Home News & Events Distinguished Lectures Innovations for Business Transformation in Developing Economies

Innovations for Business Transformation in Developing Economies

Speaker: Hau L. Lee, Ph.D., Professor of Operations, Information and Technology, Graduate School of Business, Stanford University; Academic Advisory Board Member, VinUniversity

Saturday, January 15, 2022, 10 am Hanoi time | Zoom Meeting

 

Abstract: Business development in developing economies usually face significant challenges due to resource, infrastructure and market constraints.  To overcome such challenges, innovations in multiple dimensions – product, process, business model, and leveraging the ecosystem of partners – are necessary.  In this talk, I will describe the key elements of such innovations, with examples drawn from Asia, Africa, and Central and South America, to show how tremendous values can be created.

Bio: Hau L. Lee is the Thoma Professor of Operations, Information and Technology at the Graduate School of Business at Stanford University.  He was the founding faculty director of the Stanford Institute for Innovation in Developing Economies (SEED), and is the current Co-Director of the Stanford Value Chain Innovations Initiative.

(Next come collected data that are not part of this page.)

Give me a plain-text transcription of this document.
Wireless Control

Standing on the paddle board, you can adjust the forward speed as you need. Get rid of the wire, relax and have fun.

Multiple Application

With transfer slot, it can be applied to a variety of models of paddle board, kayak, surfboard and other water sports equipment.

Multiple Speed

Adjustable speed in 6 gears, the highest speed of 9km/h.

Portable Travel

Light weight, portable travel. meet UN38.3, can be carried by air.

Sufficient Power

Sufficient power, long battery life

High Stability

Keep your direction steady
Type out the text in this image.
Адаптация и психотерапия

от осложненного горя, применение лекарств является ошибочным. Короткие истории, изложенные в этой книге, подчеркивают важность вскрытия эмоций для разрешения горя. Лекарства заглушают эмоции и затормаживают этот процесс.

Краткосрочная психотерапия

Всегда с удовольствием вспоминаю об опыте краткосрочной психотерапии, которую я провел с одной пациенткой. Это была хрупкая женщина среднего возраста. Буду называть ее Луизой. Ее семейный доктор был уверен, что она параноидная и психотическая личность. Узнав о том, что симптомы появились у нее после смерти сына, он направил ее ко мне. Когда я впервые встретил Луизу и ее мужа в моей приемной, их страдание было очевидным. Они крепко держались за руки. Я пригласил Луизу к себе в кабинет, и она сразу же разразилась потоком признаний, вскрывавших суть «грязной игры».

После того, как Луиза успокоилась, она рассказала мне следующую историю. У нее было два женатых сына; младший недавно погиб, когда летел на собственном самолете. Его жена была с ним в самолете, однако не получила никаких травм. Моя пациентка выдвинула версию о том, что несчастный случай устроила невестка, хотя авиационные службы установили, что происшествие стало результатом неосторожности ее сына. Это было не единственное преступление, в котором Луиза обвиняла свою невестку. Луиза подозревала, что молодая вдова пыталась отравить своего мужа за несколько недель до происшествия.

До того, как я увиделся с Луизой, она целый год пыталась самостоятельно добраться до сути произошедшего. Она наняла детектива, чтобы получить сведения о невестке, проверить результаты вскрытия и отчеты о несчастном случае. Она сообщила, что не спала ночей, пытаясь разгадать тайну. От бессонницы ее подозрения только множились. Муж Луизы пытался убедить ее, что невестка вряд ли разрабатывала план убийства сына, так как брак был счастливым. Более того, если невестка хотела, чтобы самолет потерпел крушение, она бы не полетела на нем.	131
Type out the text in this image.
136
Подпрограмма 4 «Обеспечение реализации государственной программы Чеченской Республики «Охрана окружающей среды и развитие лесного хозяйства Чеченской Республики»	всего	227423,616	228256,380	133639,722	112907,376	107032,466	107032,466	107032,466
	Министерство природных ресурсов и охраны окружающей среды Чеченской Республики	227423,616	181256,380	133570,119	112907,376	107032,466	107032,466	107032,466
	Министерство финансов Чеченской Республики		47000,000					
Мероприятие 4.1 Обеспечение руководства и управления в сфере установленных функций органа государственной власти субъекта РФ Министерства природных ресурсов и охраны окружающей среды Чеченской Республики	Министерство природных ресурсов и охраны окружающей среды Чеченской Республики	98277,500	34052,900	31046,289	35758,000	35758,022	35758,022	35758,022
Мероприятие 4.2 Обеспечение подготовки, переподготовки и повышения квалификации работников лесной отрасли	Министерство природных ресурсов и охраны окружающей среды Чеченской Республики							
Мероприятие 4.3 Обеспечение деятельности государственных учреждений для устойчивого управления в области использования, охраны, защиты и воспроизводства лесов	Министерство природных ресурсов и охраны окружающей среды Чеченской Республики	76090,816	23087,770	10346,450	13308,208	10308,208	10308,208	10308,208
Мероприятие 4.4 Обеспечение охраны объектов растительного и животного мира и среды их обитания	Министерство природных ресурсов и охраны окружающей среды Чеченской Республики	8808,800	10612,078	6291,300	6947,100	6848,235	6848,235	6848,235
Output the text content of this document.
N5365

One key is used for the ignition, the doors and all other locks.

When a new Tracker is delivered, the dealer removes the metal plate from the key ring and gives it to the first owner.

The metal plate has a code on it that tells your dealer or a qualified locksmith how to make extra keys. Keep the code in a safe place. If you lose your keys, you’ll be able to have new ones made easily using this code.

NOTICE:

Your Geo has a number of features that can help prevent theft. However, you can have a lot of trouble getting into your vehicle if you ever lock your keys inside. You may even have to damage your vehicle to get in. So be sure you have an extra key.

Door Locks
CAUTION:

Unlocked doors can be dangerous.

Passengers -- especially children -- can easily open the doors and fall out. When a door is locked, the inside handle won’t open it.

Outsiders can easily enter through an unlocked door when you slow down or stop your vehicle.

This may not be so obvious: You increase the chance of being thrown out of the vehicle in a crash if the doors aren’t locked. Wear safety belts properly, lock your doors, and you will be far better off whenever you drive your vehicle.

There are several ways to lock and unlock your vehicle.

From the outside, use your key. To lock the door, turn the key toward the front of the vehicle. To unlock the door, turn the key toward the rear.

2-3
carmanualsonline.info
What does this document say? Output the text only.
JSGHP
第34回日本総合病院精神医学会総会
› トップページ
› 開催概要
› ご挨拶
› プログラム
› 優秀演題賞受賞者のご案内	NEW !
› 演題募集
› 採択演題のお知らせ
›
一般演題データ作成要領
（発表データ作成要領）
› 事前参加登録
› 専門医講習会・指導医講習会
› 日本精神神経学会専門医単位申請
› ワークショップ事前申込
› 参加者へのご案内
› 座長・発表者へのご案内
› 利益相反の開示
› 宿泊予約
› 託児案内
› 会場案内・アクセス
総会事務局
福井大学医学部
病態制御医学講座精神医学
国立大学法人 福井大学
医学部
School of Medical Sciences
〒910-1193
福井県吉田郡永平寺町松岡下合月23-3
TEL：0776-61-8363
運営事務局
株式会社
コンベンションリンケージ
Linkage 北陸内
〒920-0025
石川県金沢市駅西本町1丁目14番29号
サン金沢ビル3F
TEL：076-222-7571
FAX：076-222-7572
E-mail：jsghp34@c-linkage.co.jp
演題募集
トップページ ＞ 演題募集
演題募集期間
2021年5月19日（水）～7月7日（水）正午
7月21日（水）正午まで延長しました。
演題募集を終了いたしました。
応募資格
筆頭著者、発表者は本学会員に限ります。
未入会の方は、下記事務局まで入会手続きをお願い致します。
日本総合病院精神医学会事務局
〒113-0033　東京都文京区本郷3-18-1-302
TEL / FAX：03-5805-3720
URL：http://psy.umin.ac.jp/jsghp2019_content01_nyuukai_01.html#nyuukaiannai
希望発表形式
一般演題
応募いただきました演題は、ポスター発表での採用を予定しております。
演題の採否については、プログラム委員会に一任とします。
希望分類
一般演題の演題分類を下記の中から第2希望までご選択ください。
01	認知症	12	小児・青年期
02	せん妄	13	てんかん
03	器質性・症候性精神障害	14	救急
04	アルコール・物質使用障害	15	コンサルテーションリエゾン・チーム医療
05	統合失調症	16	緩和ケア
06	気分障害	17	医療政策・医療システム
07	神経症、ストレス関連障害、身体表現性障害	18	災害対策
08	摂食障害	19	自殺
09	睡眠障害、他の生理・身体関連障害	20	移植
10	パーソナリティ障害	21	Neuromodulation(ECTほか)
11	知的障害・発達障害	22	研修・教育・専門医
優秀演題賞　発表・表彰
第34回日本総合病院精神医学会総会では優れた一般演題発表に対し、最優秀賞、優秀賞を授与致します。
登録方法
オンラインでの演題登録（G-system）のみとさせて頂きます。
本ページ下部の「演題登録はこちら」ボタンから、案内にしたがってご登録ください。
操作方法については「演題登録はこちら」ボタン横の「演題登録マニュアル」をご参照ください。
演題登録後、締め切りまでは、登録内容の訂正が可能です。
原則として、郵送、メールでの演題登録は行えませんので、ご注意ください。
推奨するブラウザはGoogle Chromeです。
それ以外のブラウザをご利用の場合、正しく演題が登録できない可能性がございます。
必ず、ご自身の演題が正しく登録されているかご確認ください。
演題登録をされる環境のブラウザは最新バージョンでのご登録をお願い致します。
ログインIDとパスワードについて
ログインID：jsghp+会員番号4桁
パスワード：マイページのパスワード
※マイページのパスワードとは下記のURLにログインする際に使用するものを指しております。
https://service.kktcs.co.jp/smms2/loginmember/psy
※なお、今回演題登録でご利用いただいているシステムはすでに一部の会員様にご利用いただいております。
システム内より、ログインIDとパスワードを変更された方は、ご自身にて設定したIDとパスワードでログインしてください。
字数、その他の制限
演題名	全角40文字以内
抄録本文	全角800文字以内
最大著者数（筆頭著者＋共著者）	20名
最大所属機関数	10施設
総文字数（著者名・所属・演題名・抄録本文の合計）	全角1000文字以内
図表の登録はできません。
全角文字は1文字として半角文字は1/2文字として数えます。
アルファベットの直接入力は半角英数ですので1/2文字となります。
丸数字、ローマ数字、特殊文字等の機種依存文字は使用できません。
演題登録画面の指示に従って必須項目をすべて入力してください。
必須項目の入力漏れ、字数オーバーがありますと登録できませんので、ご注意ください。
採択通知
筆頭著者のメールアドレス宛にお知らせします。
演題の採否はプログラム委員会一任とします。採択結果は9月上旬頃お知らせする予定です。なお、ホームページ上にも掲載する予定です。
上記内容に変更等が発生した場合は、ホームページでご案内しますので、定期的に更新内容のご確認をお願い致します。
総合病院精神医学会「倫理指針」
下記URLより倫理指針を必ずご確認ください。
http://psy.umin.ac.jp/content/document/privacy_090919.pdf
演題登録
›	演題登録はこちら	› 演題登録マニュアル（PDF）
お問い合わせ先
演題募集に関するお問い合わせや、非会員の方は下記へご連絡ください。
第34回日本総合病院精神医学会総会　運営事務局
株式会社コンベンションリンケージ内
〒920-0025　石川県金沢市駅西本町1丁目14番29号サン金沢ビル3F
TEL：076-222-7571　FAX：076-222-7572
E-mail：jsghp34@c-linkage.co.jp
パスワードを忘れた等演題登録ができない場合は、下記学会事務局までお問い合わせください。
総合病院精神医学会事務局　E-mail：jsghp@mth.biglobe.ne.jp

Professor Lee’s expertise is on global supply chain management and value chain innovations.  He is also interested in how innovating with the value chain can bring forth economic and welfare development in developing economies.  He has published widely in top journals on supply chain management.  He was inducted to the US National Academy of Engineering, and elected a Fellow of MSOM, POMS; and INFORMS.

In 2006-7, he was the President of the Production and Operations Management Society.  His article, “The Triple-A Supply Chain,” was the Second Place Winner of the McKinsey Award for the Best Paper in 2004 in the Harvard Business Review.  In 2004, his co-authored paper in 1997, “Information Distortion in a Supply Chain: The Bullwhip Effect,” was voted as one of the ten most influential papers in the history of Management Science.  His co-authored paper, “The Impact of Logistics Performance on Trade,” won the Wickham Skinner Best Paper Award by the Production and Operations Management Society in 2014. In 2003, he received the Harold Lardner Prize for International Distinction in Operations Research, Canadian Operations Research Society.

Besides extensive consulting, he co-founded DemandTec, a price-optimization company that went public in NASDAQ in 2007.  He was the founding chairman of SCM World, which was acquired by Gartner in 2016.  He is currently an independent non-executive director of Synnex and the Lion Rock Group.

In 2011, Lee led SEED upon the receipt of $150 million from Mr. and Mrs. Robert King to the Graduate School of Business.  SEED’s goal is to use entrepreneurships and innovations to support poverty alleviation.  Lee led the team to set up the first SEED Innovation Hub in Ghana, and worked with hundreds of small enterprises in Ghana, Nigeria, Sierra Leone and Cort d’lvoire, to scale up their businesses and increase local employment.  SEED research grants also allowed Lee to supervise students conduct value chain innovation research on sheep ranching in Patagonia, Argentina.  Between 2009-2014, Lee received a research grant of $2.3 million from the Gates Foundation to conduct research on supply chain performance evaluation based on innovations using Riders for Health’s fleet management in Zambia.

Professor Lee had degrees from the University of Hong Kong, the London School of Economics, and the Wharton School of the University of Pennsylvania.  He was awarded Honorary Doctorates by the Hong Kong University of Science and Technology, the Erasmus University of Rotterdam and the University of Macau.